Sea in suspension — Collezione

Fotografie del Mediterraneo tra luce, sospensione e infinito:

un dialogo poetico tra presenza, memoria e origine del mondo..

Sea in suspension #3 – 2013

Sea in suspension #4 – 2013

Sea in suspension #6 – 2013

Sea in suspension #7 – 2013

Sea in suspension

 

Il Mediterraneo che fotografo non si lascia possedere: sfugge alla rappresentazione e si apre all’infinito, dove cielo, mare e luce si dissolvono in una sospensione silenziosa.
Esiste un attimo in cui tutto sembra trattenuto — il respiro del vento, il movimento dell’acqua, persino il pensiero — come se il mondo decidesse di fermarsi per mostrarsi nella sua struttura più segreta.
Il mare diventa allora una superficie vibrante, sospesa tra presenza e assenza, tra memoria e futuro.
Raccoglie una continuità invisibile, una dimensione antecedente alla forma e al tempo, un luogo dove la realtà si piega alla percezione e si fa gesto poetico.

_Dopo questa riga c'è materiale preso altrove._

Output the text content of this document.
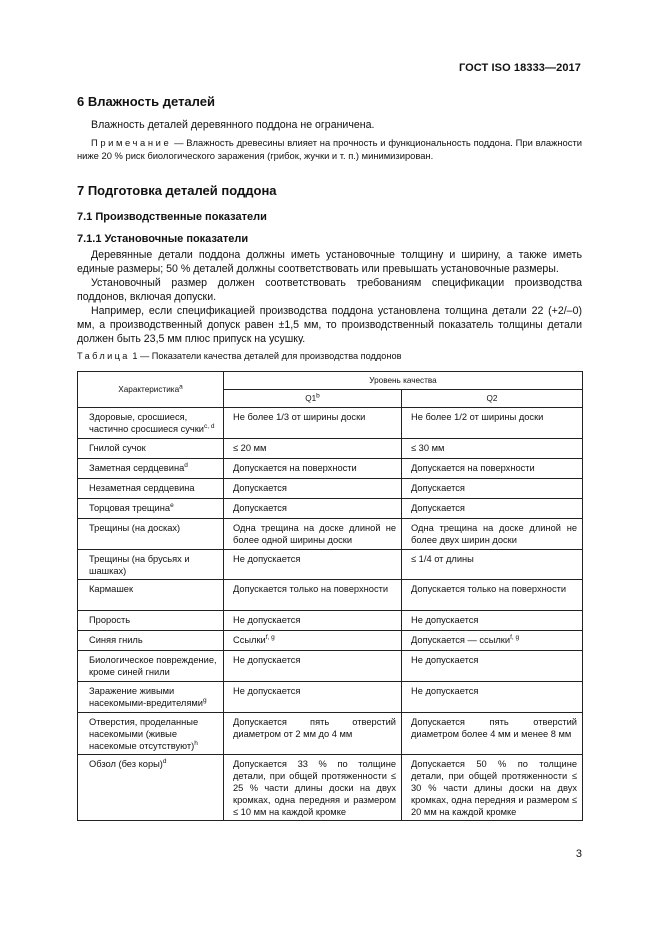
ГОСТ ISO 18333—2017
6 Влажность деталей
Влажность деталей деревянного поддона не ограничена.
Примечание — Влажность древесины влияет на прочность и функциональность поддона. При влажности ниже 20 % риск биологического заражения (грибок, жучки и т. п.) минимизирован.
7 Подготовка деталей поддона
7.1 Производственные показатели
7.1.1 Установочные показатели
Деревянные детали поддона должны иметь установочные толщину и ширину, а также иметь единые размеры; 50 % деталей должны соответствовать или превышать установочные размеры.
Установочный размер должен соответствовать требованиям спецификации производства поддонов, включая допуски.
Например, если спецификацией производства поддона установлена толщина детали 22 (+2/–0) мм, а производственный допуск равен ±1,5 мм, то производственный показатель толщины детали должен быть 23,5 мм плюс припуск на усушку.
Таблица 1 — Показатели качества деталей для производства поддонов
Характеристика$^a$	Уровень качества	
	Q1$^b$	Q2
Здоровые, сросшиеся, частично сросшиеся сучки$^{c, d}$	Не более 1/3 от ширины доски	Не более 1/2 от ширины доски
Гнилой сучок	≤ 20 мм	≤ 30 мм
Заметная сердцевина$^d$	Допускается на поверхности	Допускается на поверхности
Незаметная сердцевина	Допускается	Допускается
Торцовая трещина$^e$	Допускается	Допускается
Трещины (на досках)	Одна трещина на доске длиной не более одной ширины доски	Одна трещина на доске длиной не более двух ширин доски
Трещины (на брусьях и шашках)	Не допускается	≤ 1/4 от длины
Кармашек	Допускается только на поверхности	Допускается только на поверхности
Прорость	Не допускается	Не допускается
Синяя гниль	Ссылки$^{f, g}$	Допускается — ссылки$^{f, g}$
Биологическое повреждение, кроме синей гнили	Не допускается	Не допускается
Заражение живыми насекомыми-вредителями$^g$	Не допускается	Не допускается
Отверстия, проделанные насекомыми (живые насекомые отсутствуют)$^h$	Допускается пять отверстий диаметром от 2 мм до 4 мм	Допускается пять отверстий диаметром более 4 мм и менее 8 мм
Обзол (без коры)$^d$	Допускается 33 % по толщине детали, при общей протяженности ≤ 25 % части длины доски на двух кромках, одна передняя и размером ≤ 10 мм на каждой кромке	Допускается 50 % по толщине детали, при общей протяженности ≤ 30 % части длины доски на двух кромках, одна передняя и размером ≤ 20 мм на каждой кромке
3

In questa sospensione riconosco la natura stessa della fotografia: non catturare, ma trattenere; non imprigionare, ma lasciare spazio all’apparire. È un atto di ascolto, un modo per percepire ciò che sfugge al visibile, ciò che esiste oltre il confine della forma. La luce stessa diventa protagonista, modulando il tempo e lo spazio in una danza silenziosa, rivelando dettagli che solo l’occhio attento sa cogliere.

Fotografare il Mediterraneo diventa un atto di fiducia assoluta nel mondo: un gesto che accoglie la sua nascita, ascolta la sua sospensione e ritrova la mia stessa origine. Ogni immagine è un invito a restare sospesi, a confrontarsi con la fragilità e la potenza del presente, a riconoscere la memoria del passato che vibra sotto la superficie e l’eco di un futuro ancora da immaginare.

E mentre il mare appare e scompare, comprendo che la fotografia è un dialogo silenzioso tra il visibile e l’invisibile, tra ciò che possiamo trattenere e ciò che ci sfugge. È una pratica di presenza e attenzione, un modo per abitare il mondo senza dominarlo, per accogliere il suo ritmo nascosto e lasciarsi attraversare dalla sua essenza.